Sadly, (as of the time of this writing) the XLA outcomes on our toy mannequin appear far inferior to the (unoptimized) outcomes we noticed above (— by as a lot as 7X). We count on this to enhance as PyTorch/XLA’s CPU help matures.

We summarize the outcomes of a subset of our experiments within the desk under. For the sake of comparability, we add the throughput of coaching our mannequin on Amazon EC2 g5.2xlarge GPU occasion following the optimization steps mentioned in this submit. The samples per greenback was calculated based mostly on the Amazon EC2 On-demand pricing web page ($0.357 per hour for a c7i.2xlarge and $1.212 for a g5.2xlarge, as of the time of this writing).

Though we succeeded in boosting the coaching efficiency of our toy mannequin on the CPU occasion by a substantial margin (446%), it stays inferior to the (optimized) efficiency on the GPU occasion. Primarily based on our outcomes, coaching on GPU could be ~6.7 occasions cheaper. It’s doubtless that with further efficiency tuning and/or making use of further optimizations methods, we might additional shut the hole. As soon as once more, we emphasize that the comparative efficiency outcomes we’ve got reached are distinctive to this mannequin and runtime surroundings.

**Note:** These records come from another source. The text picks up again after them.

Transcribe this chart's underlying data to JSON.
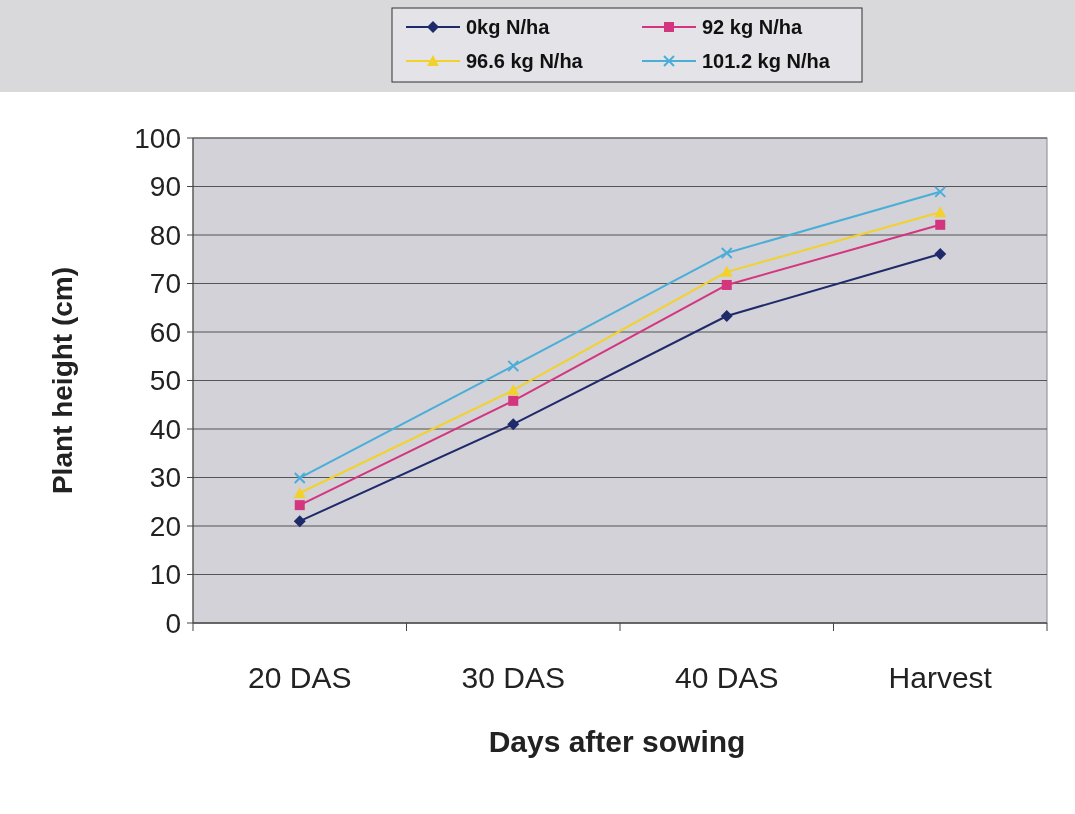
{
  "chart_data": {
    "type": "line",
    "xlabel": "Days after sowing",
    "ylabel": "Plant height (cm)",
    "categories": [
      "20 DAS",
      "30 DAS",
      "40 DAS",
      "Harvest"
    ],
    "series": [
      {
        "name": "0kg N/ha",
        "color": "#1f2a6b",
        "marker": "diamond",
        "values": [
          21,
          41,
          63.3,
          76.1
        ]
      },
      {
        "name": "92 kg N/ha",
        "color": "#d4357f",
        "marker": "square",
        "values": [
          24.3,
          45.8,
          69.7,
          82.1
        ]
      },
      {
        "name": "96.6 kg N/ha",
        "color": "#f2d22a",
        "marker": "triangle",
        "values": [
          26.8,
          48,
          72.4,
          84.7
        ]
      },
      {
        "name": "101.2 kg N/ha",
        "color": "#4aaed8",
        "marker": "cross",
        "values": [
          29.9,
          53,
          76.3,
          88.9
        ]
      }
    ],
    "ylim": [
      0,
      100
    ],
    "yticks": [
      0,
      10,
      20,
      30,
      40,
      50,
      60,
      70,
      80,
      90,
      100
    ],
    "grid": "y",
    "legend": "top"
  }
}
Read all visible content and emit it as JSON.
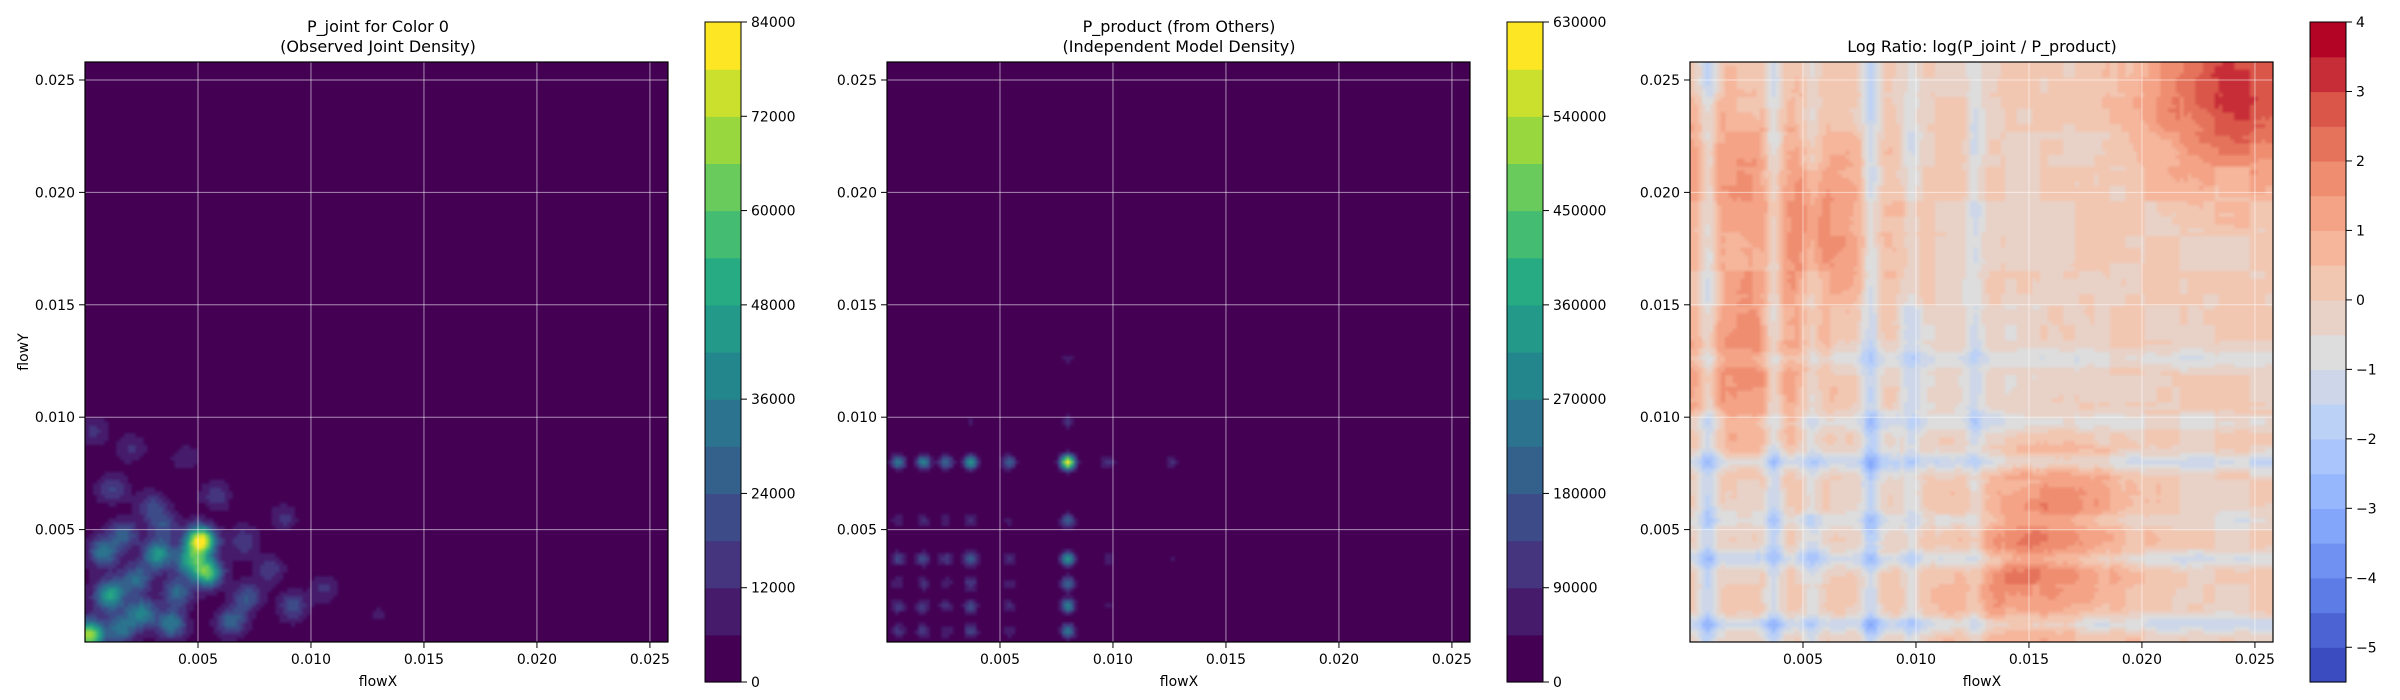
{
  "chart_data": [
    {
      "type": "heatmap",
      "title": "P_joint for Color 0",
      "subtitle": "(Observed Joint Density)",
      "xlabel": "flowX",
      "ylabel": "flowY",
      "xlim": [
        0.0,
        0.0258
      ],
      "ylim": [
        0.0,
        0.0258
      ],
      "x_ticks": [
        "0.005",
        "0.010",
        "0.015",
        "0.020",
        "0.025"
      ],
      "x_tick_values": [
        0.005,
        0.01,
        0.015,
        0.02,
        0.025
      ],
      "y_ticks": [
        "0.005",
        "0.010",
        "0.015",
        "0.020",
        "0.025"
      ],
      "y_tick_values": [
        0.005,
        0.01,
        0.015,
        0.02,
        0.025
      ],
      "grid": true,
      "colormap": "viridis",
      "colorbar_range": [
        0,
        84000
      ],
      "colorbar_ticks": [
        "0",
        "12000",
        "24000",
        "36000",
        "48000",
        "60000",
        "72000",
        "84000"
      ],
      "colorbar_tick_values": [
        0,
        12000,
        24000,
        36000,
        48000,
        60000,
        72000,
        84000
      ],
      "peaks": [
        {
          "x": 0.0002,
          "y": 0.0003,
          "v": 70000
        },
        {
          "x": 0.0051,
          "y": 0.0045,
          "v": 84000
        },
        {
          "x": 0.0054,
          "y": 0.0031,
          "v": 60000
        },
        {
          "x": 0.0011,
          "y": 0.0021,
          "v": 45000
        },
        {
          "x": 0.0032,
          "y": 0.0039,
          "v": 42000
        },
        {
          "x": 0.0046,
          "y": 0.0036,
          "v": 38000
        },
        {
          "x": 0.0025,
          "y": 0.0013,
          "v": 36000
        },
        {
          "x": 0.0038,
          "y": 0.0008,
          "v": 34000
        },
        {
          "x": 0.0008,
          "y": 0.004,
          "v": 32000
        },
        {
          "x": 0.0017,
          "y": 0.0048,
          "v": 26000
        },
        {
          "x": 0.0065,
          "y": 0.0009,
          "v": 26000
        },
        {
          "x": 0.0092,
          "y": 0.0016,
          "v": 20000
        },
        {
          "x": 0.003,
          "y": 0.006,
          "v": 18000
        },
        {
          "x": 0.0058,
          "y": 0.0065,
          "v": 14000
        },
        {
          "x": 0.0012,
          "y": 0.0068,
          "v": 16000
        },
        {
          "x": 0.0082,
          "y": 0.0032,
          "v": 15000
        },
        {
          "x": 0.0045,
          "y": 0.0082,
          "v": 10000
        },
        {
          "x": 0.0088,
          "y": 0.0055,
          "v": 12000
        },
        {
          "x": 0.0106,
          "y": 0.0024,
          "v": 12000
        },
        {
          "x": 0.002,
          "y": 0.0086,
          "v": 11000
        },
        {
          "x": 0.0004,
          "y": 0.0094,
          "v": 12000
        },
        {
          "x": 0.007,
          "y": 0.0045,
          "v": 16000
        },
        {
          "x": 0.013,
          "y": 0.0012,
          "v": 6000
        },
        {
          "x": 0.0023,
          "y": 0.0028,
          "v": 30000
        },
        {
          "x": 0.0041,
          "y": 0.0022,
          "v": 28000
        },
        {
          "x": 0.0016,
          "y": 0.0006,
          "v": 30000
        },
        {
          "x": 0.0072,
          "y": 0.002,
          "v": 22000
        },
        {
          "x": 0.0035,
          "y": 0.0051,
          "v": 20000
        }
      ]
    },
    {
      "type": "heatmap",
      "title": "P_product (from Others)",
      "subtitle": "(Independent Model Density)",
      "xlabel": "flowX",
      "ylabel": "",
      "xlim": [
        0.0,
        0.0258
      ],
      "ylim": [
        0.0,
        0.0258
      ],
      "x_ticks": [
        "0.005",
        "0.010",
        "0.015",
        "0.020",
        "0.025"
      ],
      "x_tick_values": [
        0.005,
        0.01,
        0.015,
        0.02,
        0.025
      ],
      "y_ticks": [
        "0.005",
        "0.010",
        "0.015",
        "0.020",
        "0.025"
      ],
      "y_tick_values": [
        0.005,
        0.01,
        0.015,
        0.02,
        0.025
      ],
      "grid": true,
      "colormap": "viridis",
      "colorbar_range": [
        0,
        630000
      ],
      "colorbar_ticks": [
        "0",
        "90000",
        "180000",
        "270000",
        "360000",
        "450000",
        "540000",
        "630000"
      ],
      "colorbar_tick_values": [
        0,
        90000,
        180000,
        270000,
        360000,
        450000,
        540000,
        630000
      ],
      "x_modes": [
        {
          "c": 0.008,
          "w": 1.0
        },
        {
          "c": 0.0037,
          "w": 0.55
        },
        {
          "c": 0.0016,
          "w": 0.45
        },
        {
          "c": 0.0005,
          "w": 0.4
        },
        {
          "c": 0.0026,
          "w": 0.35
        },
        {
          "c": 0.0054,
          "w": 0.3
        },
        {
          "c": 0.0098,
          "w": 0.18
        },
        {
          "c": 0.0126,
          "w": 0.14
        }
      ],
      "y_modes": [
        {
          "c": 0.008,
          "w": 1.0
        },
        {
          "c": 0.0037,
          "w": 0.55
        },
        {
          "c": 0.0016,
          "w": 0.45
        },
        {
          "c": 0.0005,
          "w": 0.4
        },
        {
          "c": 0.0026,
          "w": 0.35
        },
        {
          "c": 0.0054,
          "w": 0.3
        },
        {
          "c": 0.0098,
          "w": 0.15
        },
        {
          "c": 0.0126,
          "w": 0.1
        }
      ]
    },
    {
      "type": "heatmap",
      "title": "Log Ratio: log(P_joint / P_product)",
      "subtitle": "",
      "xlabel": "flowX",
      "ylabel": "",
      "xlim": [
        0.0,
        0.0258
      ],
      "ylim": [
        0.0,
        0.0258
      ],
      "x_ticks": [
        "0.005",
        "0.010",
        "0.015",
        "0.020",
        "0.025"
      ],
      "x_tick_values": [
        0.005,
        0.01,
        0.015,
        0.02,
        0.025
      ],
      "y_ticks": [
        "0.005",
        "0.010",
        "0.015",
        "0.020",
        "0.025"
      ],
      "y_tick_values": [
        0.005,
        0.01,
        0.015,
        0.02,
        0.025
      ],
      "grid": true,
      "colormap": "coolwarm",
      "colorbar_range": [
        -5.5,
        4
      ],
      "colorbar_ticks": [
        "−5",
        "−4",
        "−3",
        "−2",
        "−1",
        "0",
        "1",
        "2",
        "3",
        "4"
      ],
      "colorbar_tick_values": [
        -5,
        -4,
        -3,
        -2,
        -1,
        0,
        1,
        2,
        3,
        4
      ],
      "cold_bands": [
        0.0008,
        0.0037,
        0.008,
        0.0098,
        0.0126,
        0.0054
      ],
      "warm_regions": [
        {
          "x": 0.024,
          "y": 0.0245,
          "v": 2.5
        },
        {
          "x": 0.0055,
          "y": 0.0185,
          "v": 1.5
        },
        {
          "x": 0.016,
          "y": 0.0055,
          "v": 1.6
        },
        {
          "x": 0.0025,
          "y": 0.012,
          "v": 1.8
        },
        {
          "x": 0.001,
          "y": 0.021,
          "v": 1.3
        },
        {
          "x": 0.0145,
          "y": 0.0025,
          "v": 1.2
        }
      ]
    }
  ]
}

Amazon EC2 Spot Situations Reductions

The elevated availability of cloud-based CPU occasion sorts (in comparison with GPU occasion sorts) could indicate better alternative for acquiring compute energy at discounted charges, e.g., by means of Spot Occasion utilization. Amazon EC2 Spot Situations are situations from surplus cloud service capability which are supplied for a reduction of as a lot as 90% off the On-Demand pricing. In trade for the discounted worth, AWS maintains the precise to preempt the occasion with little to no warning. Given the excessive demand for GPUs, it’s possible you’ll discover CPU spot situations simpler to get ahold of than their GPU counterparts. On the time of this writing, c7i.2xlarge Spot Occasion worth is $0.1291 which might enhance our samples per greenback outcome to 1135.76 and additional reduces the hole between the optimized GPU and CPU worth performances (to 2.43X).

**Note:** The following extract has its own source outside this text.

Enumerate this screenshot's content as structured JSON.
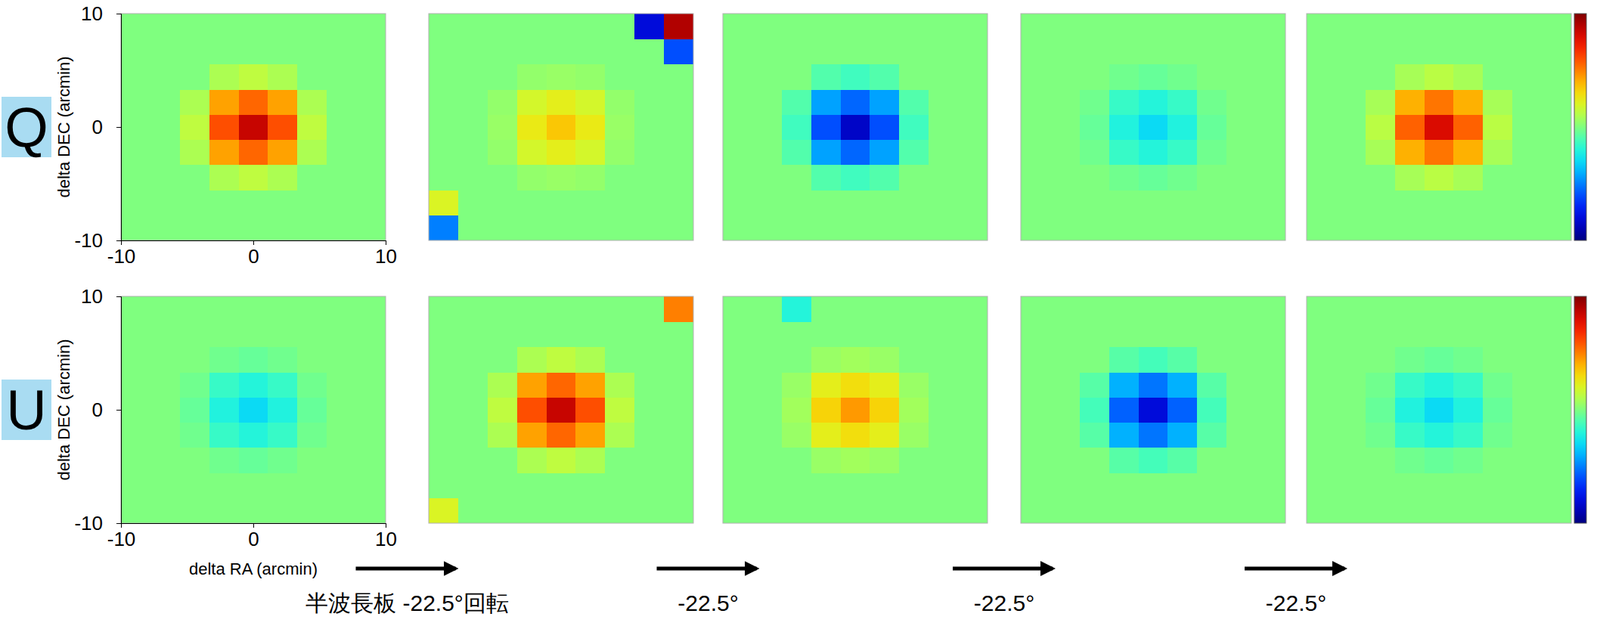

Whereas the runtime efficiency outcomes of the optimized CPU coaching of our toy mannequin (and our chosen surroundings) had been decrease than the GPU outcomes, it’s doubtless that the identical optimization steps utilized to different mannequin architectures (e.g., ones that embrace parts that aren’t supported by GPU) could outcome within the CPU efficiency matching or beating that of the GPU. And even in instances the place the efficiency hole is just not bridged, there could very properly be instances the place the scarcity of GPU compute capability would justify operating a few of our ML workloads on CPU.

Given the ubiquity of the CPU, the flexibility to make use of them successfully for coaching and/or operating ML workloads might have large implications on growth productiveness and on end-product deployment technique. Whereas the character of the CPU structure is much less amiable to many ML functions when in comparison with the GPU, there are numerous instruments and strategies obtainable for enhancing its efficiency — a choose few of which we’ve got mentioned and demonstrated on this submit.

On this submit we centered optimizing coaching on CPU. Please make sure to try our many different posts on medium protecting all kinds of subjects pertaining to efficiency evaluation and optimization of machine studying workloads.